Un orgoglio tecnico, artigiano e operaio, si direbbe. Continuando l’accostamento a mio padre, mi viene in mente quando sulle pagelle delle bambine, all’indicazione allora obbligatoria della “professione del padre”, lui pretendeva di scrivere “operaio”, anche se da vari anni non lo era più. Aveva messo su un’officina metalmeccanica in proprio, e se insisteva a definirsi operaio, forse era per timore di sembrare troppo ricco, ma anche perché del mestiere di operaio si sentiva orgoglioso.
Del resto non era il solo a pensare che non ci fosse nulla di miserabile nel definirsi operaio. Ilvo Diamanti scrive che ancora nel 2006 il 60,5% degli operai si definiva appartenente alla classe media, mentre oggi tale percentuale si è dimezzata (31%). Una discesa verso il basso che ha riguardato un po’ tutte le categorie professionali, ma che per gli operai è stata molto più forte, e non poteva essere diversamente.
Sul sommergibile Luciano Barca non esercitava solo abilità “tecniche” sulle cose, ma anche responsabilità sugli uomini, vivi e morti. Per esempio, racconta di come rientrasse fra i suoi compiti anche quello di “bonificare” gli effetti personali da recapitare alle vedove dei compagni perduti, per eliminare tracce di eventuali relazioni con altre donne che – a quel punto – potevano solo provocare inutile dolore (“l’operazione è sacrosanta, ma è dura. La violazione dei segreti più intimi di chi è stato fino a pochi giorni fa accanto a noi non può che lasciare turbati”).
Molto articolato e pieno di sfumature lo sguardo rivolto a chi stava dall’altra parte. Di Junio Valerio Borghese, allora comandante del sommergibile Scirè e negli anni Settanta organizzatore di falliti tentativi golpisti, non esita a riconoscere le notevoli capacità militari. Come anche ricorda la collaborazione ricevuta, anni prima, da un giovane fascista per montare un’antenna radio in grado di captare le trasmissioni della radio inglese. Del clima che si respirava in Marina, riporta alcuni episodi significativi: quello del comandante che – cenando al ristorante – fa voltare contro il muro il ritratto di Mussolini, per non trovarselo davanti anche lì, e quello del comandante del sottomarino che – rivolto ai quei sommergibilisti animatamente intenti a discutere senza remore di politica, fra cui lo stesso Barca – li invita almeno a chiudere l’interfono.

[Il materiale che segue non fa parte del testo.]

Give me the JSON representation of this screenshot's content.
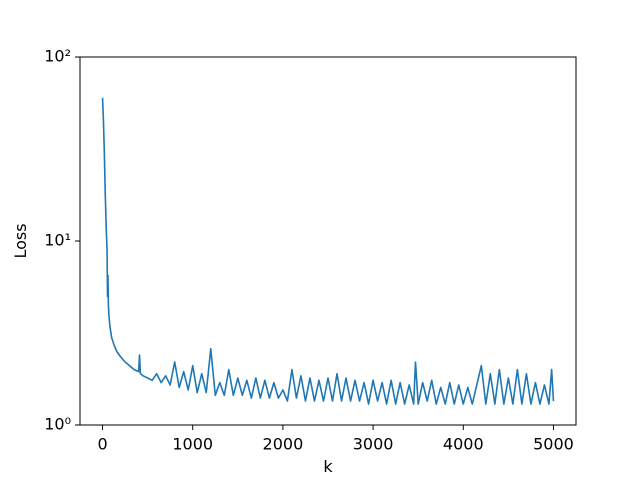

Le vicende storiche porteranno successivamente il protagonista a impegnarsi direttamente, prima nella Sinistra cristiana e poi nel Pci. Trovo molto interessante la ricostruzione onesta e priva di retorica del percorso, apparentemente incerto, con cui è approdato a questo esito.

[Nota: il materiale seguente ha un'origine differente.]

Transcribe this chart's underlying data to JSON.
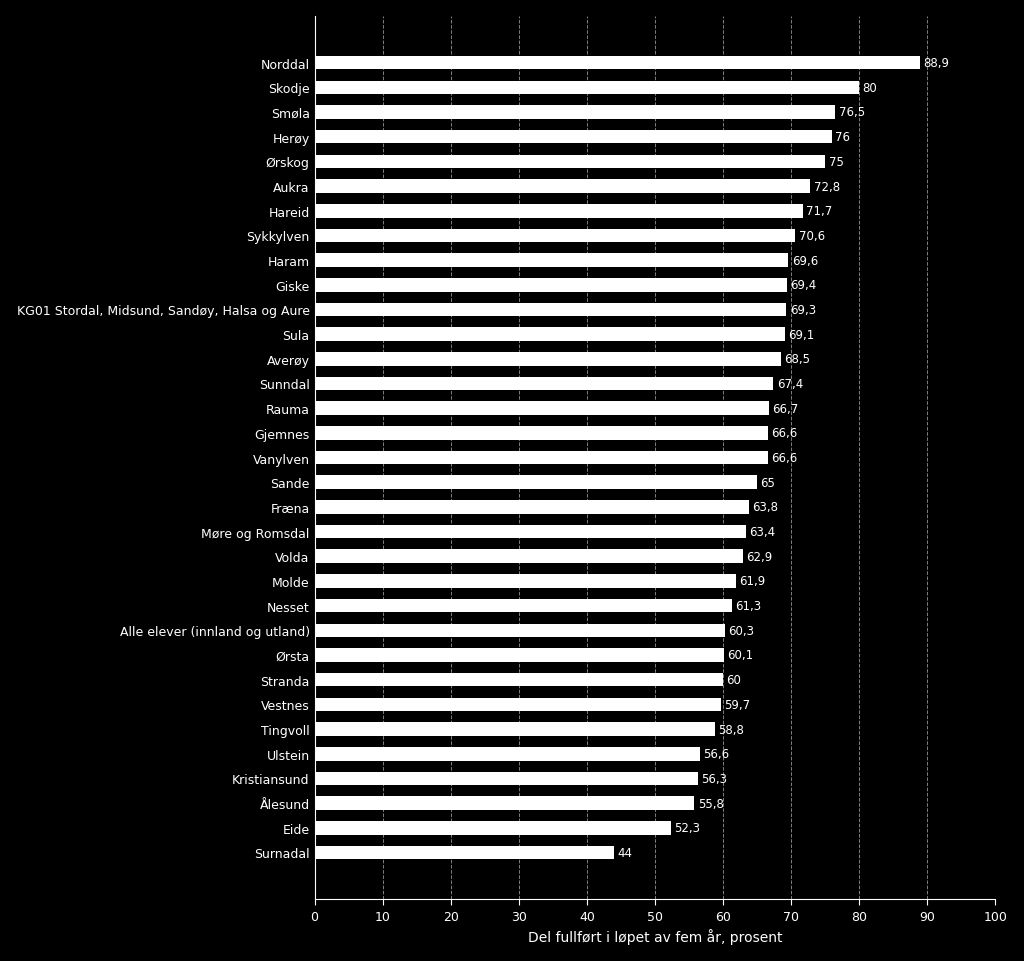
{
  "categories": [
    "Norddal",
    "Skodje",
    "Smøla",
    "Herøy",
    "Ørskog",
    "Aukra",
    "Hareid",
    "Sykkylven",
    "Haram",
    "Giske",
    "KG01 Stordal, Midsund, Sandøy, Halsa og Aure",
    "Sula",
    "Averøy",
    "Sunndal",
    "Rauma",
    "Gjemnes",
    "Vanylven",
    "Sande",
    "Fræna",
    "Møre og Romsdal",
    "Volda",
    "Molde",
    "Nesset",
    "Alle elever (innland og utland)",
    "Ørsta",
    "Stranda",
    "Vestnes",
    "Tingvoll",
    "Ulstein",
    "Kristiansund",
    "Ålesund",
    "Eide",
    "Surnadal"
  ],
  "values": [
    88.9,
    80.0,
    76.5,
    76.0,
    75.0,
    72.8,
    71.7,
    70.6,
    69.6,
    69.4,
    69.3,
    69.1,
    68.5,
    67.4,
    66.7,
    66.6,
    66.6,
    65.0,
    63.8,
    63.4,
    62.9,
    61.9,
    61.3,
    60.3,
    60.1,
    60.0,
    59.7,
    58.8,
    56.6,
    56.3,
    55.8,
    52.3,
    44.0
  ],
  "bar_color": "#ffffff",
  "background_color": "#000000",
  "text_color": "#ffffff",
  "xlabel": "Del fullført i løpet av fem år, prosent",
  "xlim": [
    0,
    100
  ],
  "xticks": [
    0,
    10,
    20,
    30,
    40,
    50,
    60,
    70,
    80,
    90,
    100
  ],
  "grid_color": "#ffffff",
  "value_labels": [
    "88,9",
    "80",
    "76,5",
    "76",
    "75",
    "72,8",
    "71,7",
    "70,6",
    "69,6",
    "69,4",
    "69,3",
    "69,1",
    "68,5",
    "67,4",
    "66,7",
    "66,6",
    "66,6",
    "65",
    "63,8",
    "63,4",
    "62,9",
    "61,9",
    "61,3",
    "60,3",
    "60,1",
    "60",
    "59,7",
    "58,8",
    "56,6",
    "56,3",
    "55,8",
    "52,3",
    "44"
  ]
}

Debbo infine una riparazione, nella mia memoria personale, a Liliana Barca. Anche se il suo impegno per le donne e con le donne l’ho conosciuto direttamente, me l’ero sempre immaginata come “la sorella di un fratello più importante”: invece dalle parole di Luciano emerge che lei, ben prima del fratello, e indipendentemente da lui, a Roma entrò in contatto con la Resistenza e vi collaborò attivamente.